Truthfully, there is nothing special about this voice in my head. We all have it. It's that "still, small voice" that is mentioned in the Bible, A Course in Miracles and just about every spiritual or religious text that exists.
I've blogged previously about hearing it when I was nearly fired from my job... and when I was worried about Soldier's return from war... and more obviously a conversation between my ego and Spirit. I've hesitated calling it a voice because I'm sure it sounds a bit woo-woo to some. Now, eh... it is what it is. It is very clearly a voice.
I've heard this guiding voice on many other occasions in my life. I've even passed on messages to others; often times the message is, "I have a picture in my head of you with this book." Sometimes, the voice isn't in my head but in a song lyric. Or in a book. Or on a billboard. Or in a conversation with a friend. It is always there. I just don't always choose to hear it.
And other times, I will downright fight with it. You know how we'd rather be right than happy! I do know that when I listen, even if it's reluctantly, it has never steered me wrong.
I heard more news last night about a family member who is going through a difficult time. As is the norm in my family, the question seems to be, "What's T going to do about it?"
I have a love/hate relationship with being the perceived strong and balanced one.
Pfft. That's so not me. It's who I try to be, no doubt.
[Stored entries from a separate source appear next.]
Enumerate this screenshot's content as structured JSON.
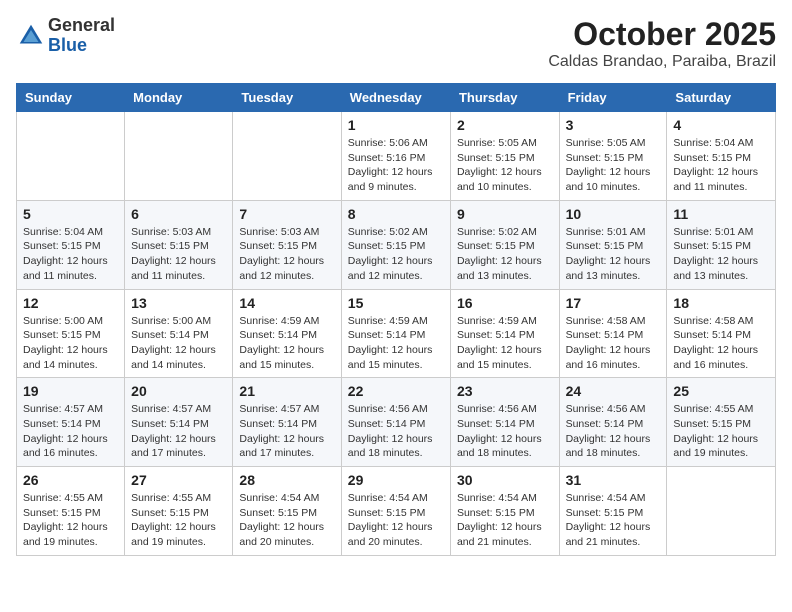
{
  "logo": {
    "general": "General",
    "blue": "Blue"
  },
  "header": {
    "month": "October 2025",
    "location": "Caldas Brandao, Paraiba, Brazil"
  },
  "weekdays": [
    "Sunday",
    "Monday",
    "Tuesday",
    "Wednesday",
    "Thursday",
    "Friday",
    "Saturday"
  ],
  "weeks": [
    [
      null,
      null,
      null,
      {
        "day": "1",
        "sunrise": "Sunrise: 5:06 AM",
        "sunset": "Sunset: 5:16 PM",
        "daylight": "Daylight: 12 hours and 9 minutes."
      },
      {
        "day": "2",
        "sunrise": "Sunrise: 5:05 AM",
        "sunset": "Sunset: 5:15 PM",
        "daylight": "Daylight: 12 hours and 10 minutes."
      },
      {
        "day": "3",
        "sunrise": "Sunrise: 5:05 AM",
        "sunset": "Sunset: 5:15 PM",
        "daylight": "Daylight: 12 hours and 10 minutes."
      },
      {
        "day": "4",
        "sunrise": "Sunrise: 5:04 AM",
        "sunset": "Sunset: 5:15 PM",
        "daylight": "Daylight: 12 hours and 11 minutes."
      }
    ],
    [
      {
        "day": "5",
        "sunrise": "Sunrise: 5:04 AM",
        "sunset": "Sunset: 5:15 PM",
        "daylight": "Daylight: 12 hours and 11 minutes."
      },
      {
        "day": "6",
        "sunrise": "Sunrise: 5:03 AM",
        "sunset": "Sunset: 5:15 PM",
        "daylight": "Daylight: 12 hours and 11 minutes."
      },
      {
        "day": "7",
        "sunrise": "Sunrise: 5:03 AM",
        "sunset": "Sunset: 5:15 PM",
        "daylight": "Daylight: 12 hours and 12 minutes."
      },
      {
        "day": "8",
        "sunrise": "Sunrise: 5:02 AM",
        "sunset": "Sunset: 5:15 PM",
        "daylight": "Daylight: 12 hours and 12 minutes."
      },
      {
        "day": "9",
        "sunrise": "Sunrise: 5:02 AM",
        "sunset": "Sunset: 5:15 PM",
        "daylight": "Daylight: 12 hours and 13 minutes."
      },
      {
        "day": "10",
        "sunrise": "Sunrise: 5:01 AM",
        "sunset": "Sunset: 5:15 PM",
        "daylight": "Daylight: 12 hours and 13 minutes."
      },
      {
        "day": "11",
        "sunrise": "Sunrise: 5:01 AM",
        "sunset": "Sunset: 5:15 PM",
        "daylight": "Daylight: 12 hours and 13 minutes."
      }
    ],
    [
      {
        "day": "12",
        "sunrise": "Sunrise: 5:00 AM",
        "sunset": "Sunset: 5:15 PM",
        "daylight": "Daylight: 12 hours and 14 minutes."
      },
      {
        "day": "13",
        "sunrise": "Sunrise: 5:00 AM",
        "sunset": "Sunset: 5:14 PM",
        "daylight": "Daylight: 12 hours and 14 minutes."
      },
      {
        "day": "14",
        "sunrise": "Sunrise: 4:59 AM",
        "sunset": "Sunset: 5:14 PM",
        "daylight": "Daylight: 12 hours and 15 minutes."
      },
      {
        "day": "15",
        "sunrise": "Sunrise: 4:59 AM",
        "sunset": "Sunset: 5:14 PM",
        "daylight": "Daylight: 12 hours and 15 minutes."
      },
      {
        "day": "16",
        "sunrise": "Sunrise: 4:59 AM",
        "sunset": "Sunset: 5:14 PM",
        "daylight": "Daylight: 12 hours and 15 minutes."
      },
      {
        "day": "17",
        "sunrise": "Sunrise: 4:58 AM",
        "sunset": "Sunset: 5:14 PM",
        "daylight": "Daylight: 12 hours and 16 minutes."
      },
      {
        "day": "18",
        "sunrise": "Sunrise: 4:58 AM",
        "sunset": "Sunset: 5:14 PM",
        "daylight": "Daylight: 12 hours and 16 minutes."
      }
    ],
    [
      {
        "day": "19",
        "sunrise": "Sunrise: 4:57 AM",
        "sunset": "Sunset: 5:14 PM",
        "daylight": "Daylight: 12 hours and 16 minutes."
      },
      {
        "day": "20",
        "sunrise": "Sunrise: 4:57 AM",
        "sunset": "Sunset: 5:14 PM",
        "daylight": "Daylight: 12 hours and 17 minutes."
      },
      {
        "day": "21",
        "sunrise": "Sunrise: 4:57 AM",
        "sunset": "Sunset: 5:14 PM",
        "daylight": "Daylight: 12 hours and 17 minutes."
      },
      {
        "day": "22",
        "sunrise": "Sunrise: 4:56 AM",
        "sunset": "Sunset: 5:14 PM",
        "daylight": "Daylight: 12 hours and 18 minutes."
      },
      {
        "day": "23",
        "sunrise": "Sunrise: 4:56 AM",
        "sunset": "Sunset: 5:14 PM",
        "daylight": "Daylight: 12 hours and 18 minutes."
      },
      {
        "day": "24",
        "sunrise": "Sunrise: 4:56 AM",
        "sunset": "Sunset: 5:14 PM",
        "daylight": "Daylight: 12 hours and 18 minutes."
      },
      {
        "day": "25",
        "sunrise": "Sunrise: 4:55 AM",
        "sunset": "Sunset: 5:15 PM",
        "daylight": "Daylight: 12 hours and 19 minutes."
      }
    ],
    [
      {
        "day": "26",
        "sunrise": "Sunrise: 4:55 AM",
        "sunset": "Sunset: 5:15 PM",
        "daylight": "Daylight: 12 hours and 19 minutes."
      },
      {
        "day": "27",
        "sunrise": "Sunrise: 4:55 AM",
        "sunset": "Sunset: 5:15 PM",
        "daylight": "Daylight: 12 hours and 19 minutes."
      },
      {
        "day": "28",
        "sunrise": "Sunrise: 4:54 AM",
        "sunset": "Sunset: 5:15 PM",
        "daylight": "Daylight: 12 hours and 20 minutes."
      },
      {
        "day": "29",
        "sunrise": "Sunrise: 4:54 AM",
        "sunset": "Sunset: 5:15 PM",
        "daylight": "Daylight: 12 hours and 20 minutes."
      },
      {
        "day": "30",
        "sunrise": "Sunrise: 4:54 AM",
        "sunset": "Sunset: 5:15 PM",
        "daylight": "Daylight: 12 hours and 21 minutes."
      },
      {
        "day": "31",
        "sunrise": "Sunrise: 4:54 AM",
        "sunset": "Sunset: 5:15 PM",
        "daylight": "Daylight: 12 hours and 21 minutes."
      },
      null
    ]
  ]
}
Then I have to remember, it is not ME with the answers. If it were ME, I'd be fighting or trying to kick some ass or hiding from the question altogether. It is not MY strength or MY voice or MY answer.
When the question comes to me to resolve, or when I feel as if something needs to be fixed, or when I witness the struggle in those I love, I have to know that they have the same access to the same voice.
"You just need to find your center again," my Gentleman reassured me on the phone last night, "You know you are the most helpful when you're helping yourself."
Find your answer.
"Conscience is that still, small voice that is sometimes too loud for comfort."
~ Bert Murray
"The human voice can never reach the distance that is covered by the still small voice of conscience."
~ Mahatma Gandhi
"...the LORD was not in the wind: and after the wind an earthquake; but the LORD was not in the earthquake; And after the earthquake a fire; but the LORD was not in the fire: and after the fire a still small voice."
~ I Kings 19: 11-12 (KJV)
"The still, small Voice for God is not drowned out by all the ego's raucous screams and senseless ravings to those who want to hear it. Perception is a choice and not a fact. ... For on the voice you choose to hear, and on the sights you choose to see, depends entirely your whole belief in what you are."